Fue gracias a mi juguete preferido, a un helado más dulce que ninguno que, hace 32 años, formé una familia que agrandó la mía, que llegó para quedarse y a hacer más llevaderos los inviernos.
Y junto con ellos lo conocí a él, tan alto que me parecía grande como los edificios que veía cuando levantaba la cara para mirarlo desde abajo, que tenía el color de pelo plata de los abuelos pero era guapo como los papás y que -para mi asombro- sabía amasar la masa tan bien o mejor que mamá. Parco para los saludos y tierno para las despedidas, con una voz que te hacía temer las consecuencias de una travesura pero que podía sacudirte cualquier miedo nocturno de esos que te aterrorizan en la infancia.
Pasó el tiempo y, con los años, algunas cosas cambiaron y otras no tanto, porque aún desde el otro lado del río se las arregló para estar en todas y cada una de las fotos del álbum de la vida y la memoria; hizo reír a mi mamá como nadie con sus ocurrencias, convenció a papá con sus argumentos y festejó, cada vez con menos pudor, cada uno de nuestros éxitos. Pasando revista a todos los eventos que hicieron a esta familia agrandada más tristes o más felices, él siempre estuvo. Fue tío por opción, padre con devoción, abuelo por defecto y padrino de nuestra benjamina por simple adoración.
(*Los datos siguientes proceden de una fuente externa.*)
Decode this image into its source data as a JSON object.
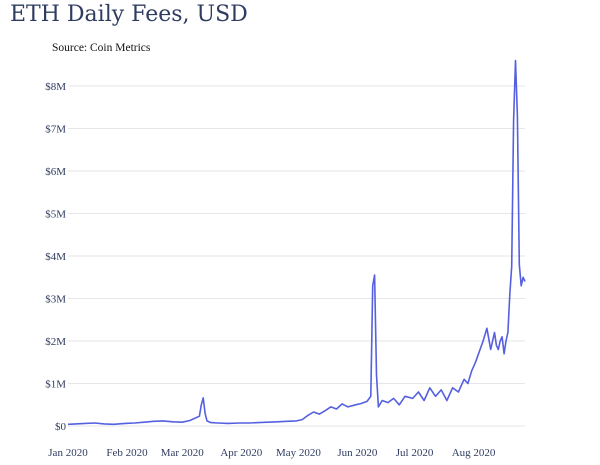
{
  "chart_data": {
    "type": "line",
    "title": "ETH Daily Fees, USD",
    "subtitle": "Source: Coin Metrics",
    "xlabel": "",
    "ylabel": "",
    "x_ticks": [
      "Jan 2020",
      "Feb 2020",
      "Mar 2020",
      "Apr 2020",
      "May 2020",
      "Jun 2020",
      "Jul 2020",
      "Aug 2020"
    ],
    "y_ticks": [
      "$0",
      "$1M",
      "$2M",
      "$3M",
      "$4M",
      "$5M",
      "$6M",
      "$7M",
      "$8M"
    ],
    "ylim": [
      0,
      8800000
    ],
    "xlim": [
      "2020-01-01",
      "2020-08-28"
    ],
    "grid": true,
    "color": "#5560e0",
    "series": [
      {
        "x": [
          "2020-01-01",
          "2020-01-05",
          "2020-01-10",
          "2020-01-15",
          "2020-01-20",
          "2020-01-25",
          "2020-01-31",
          "2020-02-05",
          "2020-02-10",
          "2020-02-15",
          "2020-02-20",
          "2020-02-25",
          "2020-03-01",
          "2020-03-05",
          "2020-03-10",
          "2020-03-11",
          "2020-03-12",
          "2020-03-13",
          "2020-03-14",
          "2020-03-16",
          "2020-03-20",
          "2020-03-25",
          "2020-03-31",
          "2020-04-05",
          "2020-04-10",
          "2020-04-15",
          "2020-04-20",
          "2020-04-25",
          "2020-04-30",
          "2020-05-03",
          "2020-05-06",
          "2020-05-09",
          "2020-05-12",
          "2020-05-15",
          "2020-05-18",
          "2020-05-21",
          "2020-05-24",
          "2020-05-27",
          "2020-05-31",
          "2020-06-03",
          "2020-06-06",
          "2020-06-08",
          "2020-06-09",
          "2020-06-10",
          "2020-06-11",
          "2020-06-12",
          "2020-06-14",
          "2020-06-17",
          "2020-06-20",
          "2020-06-23",
          "2020-06-26",
          "2020-06-30",
          "2020-07-03",
          "2020-07-06",
          "2020-07-09",
          "2020-07-12",
          "2020-07-15",
          "2020-07-18",
          "2020-07-21",
          "2020-07-24",
          "2020-07-27",
          "2020-07-29",
          "2020-07-31",
          "2020-08-02",
          "2020-08-04",
          "2020-08-06",
          "2020-08-08",
          "2020-08-10",
          "2020-08-12",
          "2020-08-13",
          "2020-08-14",
          "2020-08-15",
          "2020-08-16",
          "2020-08-17",
          "2020-08-18",
          "2020-08-19",
          "2020-08-20",
          "2020-08-21",
          "2020-08-22",
          "2020-08-23",
          "2020-08-24",
          "2020-08-25",
          "2020-08-26",
          "2020-08-27",
          "2020-08-28"
        ],
        "y": [
          40000,
          50000,
          60000,
          70000,
          50000,
          40000,
          60000,
          70000,
          90000,
          110000,
          120000,
          100000,
          90000,
          130000,
          230000,
          500000,
          660000,
          300000,
          120000,
          80000,
          70000,
          60000,
          70000,
          70000,
          80000,
          90000,
          100000,
          110000,
          120000,
          150000,
          250000,
          330000,
          280000,
          360000,
          450000,
          400000,
          520000,
          450000,
          500000,
          530000,
          580000,
          700000,
          3300000,
          3550000,
          1200000,
          450000,
          600000,
          550000,
          650000,
          500000,
          700000,
          650000,
          800000,
          600000,
          900000,
          700000,
          850000,
          600000,
          900000,
          800000,
          1100000,
          1000000,
          1300000,
          1500000,
          1750000,
          2000000,
          2300000,
          1800000,
          2200000,
          1900000,
          1800000,
          2000000,
          2100000,
          1700000,
          2000000,
          2200000,
          3100000,
          3750000,
          7200000,
          8600000,
          7300000,
          3800000,
          3300000,
          3500000,
          3400000
        ]
      }
    ]
  }
}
Lo ví avanzar en éxitos y fracasos, en días y en años erguido en toda su altura, con su malhumor intacto, su ternura siempre reservada y su pelo blanco sin que emblanqueciera ni un pelito más.
Por eso ahora que se fue, me doy cuenta que siempre, de una manera más o menos evidente, lo extrañé. Que me alegré de sus llegadas y lamenté sus partidas. Y que ésta es la que más voy a extrañar.
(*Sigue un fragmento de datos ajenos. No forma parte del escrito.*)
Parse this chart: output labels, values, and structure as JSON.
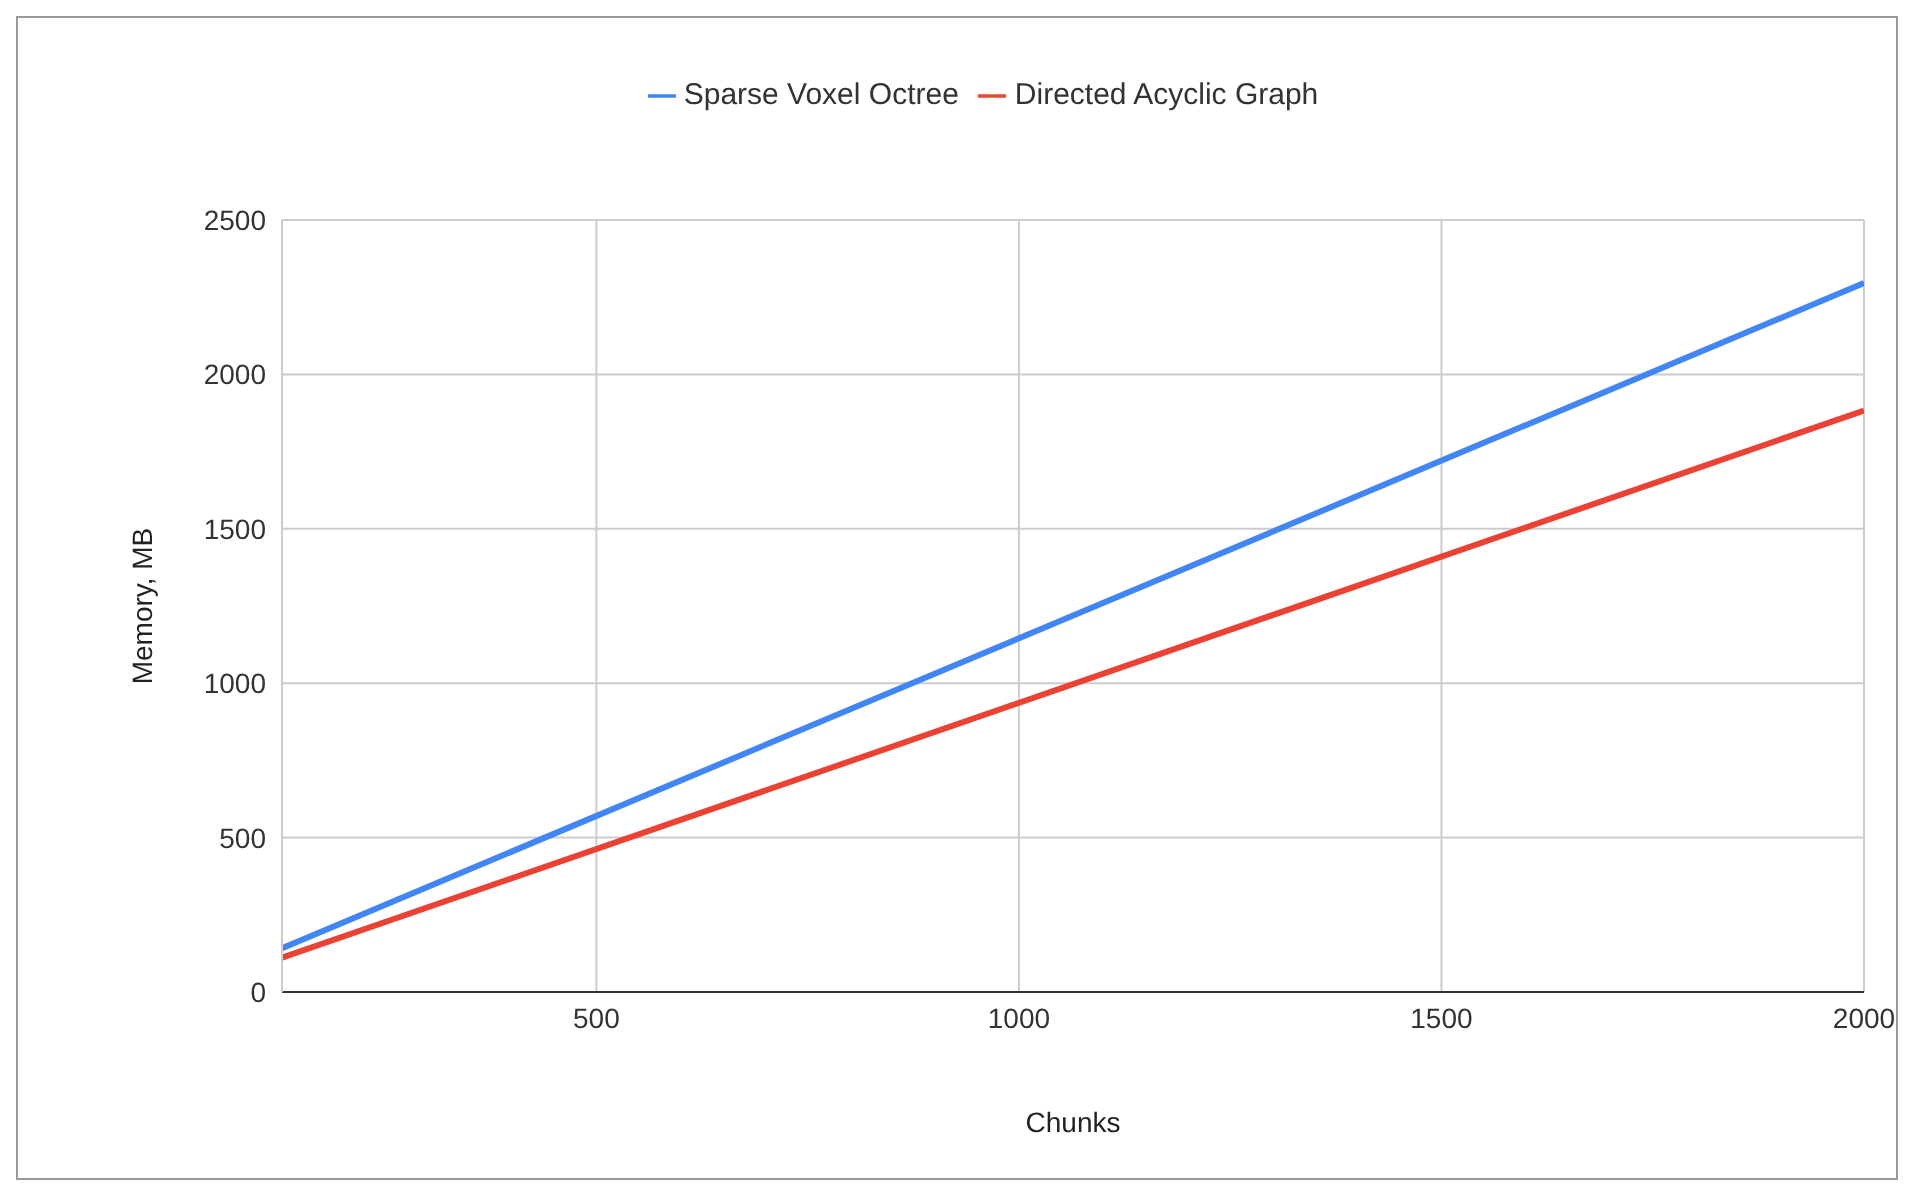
{
  "chart_data": {
    "type": "line",
    "xlabel": "Chunks",
    "ylabel": "Memory, MB",
    "x": [
      128,
      2000
    ],
    "series": [
      {
        "name": "Sparse Voxel Octree",
        "color": "#4285f4",
        "values": [
          142,
          2296
        ]
      },
      {
        "name": "Directed Acyclic Graph",
        "color": "#ea4335",
        "values": [
          111,
          1883
        ]
      }
    ],
    "xlim": [
      128,
      2000
    ],
    "xticks": [
      500,
      1000,
      1500,
      2000
    ],
    "ylim": [
      0,
      2500
    ],
    "yticks": [
      0,
      500,
      1000,
      1500,
      2000,
      2500
    ],
    "grid": true,
    "legend": "top",
    "marker": "none",
    "line_style": "solid"
  }
}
Hoy cuando llegué a trabajar alguien dejó tiradas al descuido unas palabras de un poeta en mi escritorio: “Si yo muero, cosa difícil dado mi amor por la vida, muero porque he resuelto morir. La única dificultad que no he sabido vencer en mi vida, ha sido la de vivir...“
Y así nomás encontré las palabras que no podía escribir y que le calzaron al tío sibarita, el que nunca dejó de disfrutar un buen viaje, la buena compañía y una buena comida, al que nunca pudo vivir la vida a medias y se fue más temprano de lo que yo, que todavía tengo 4 años en algún lugar, pude jamás imaginar.
Te quiero mucho tío, te veo en otros veranos.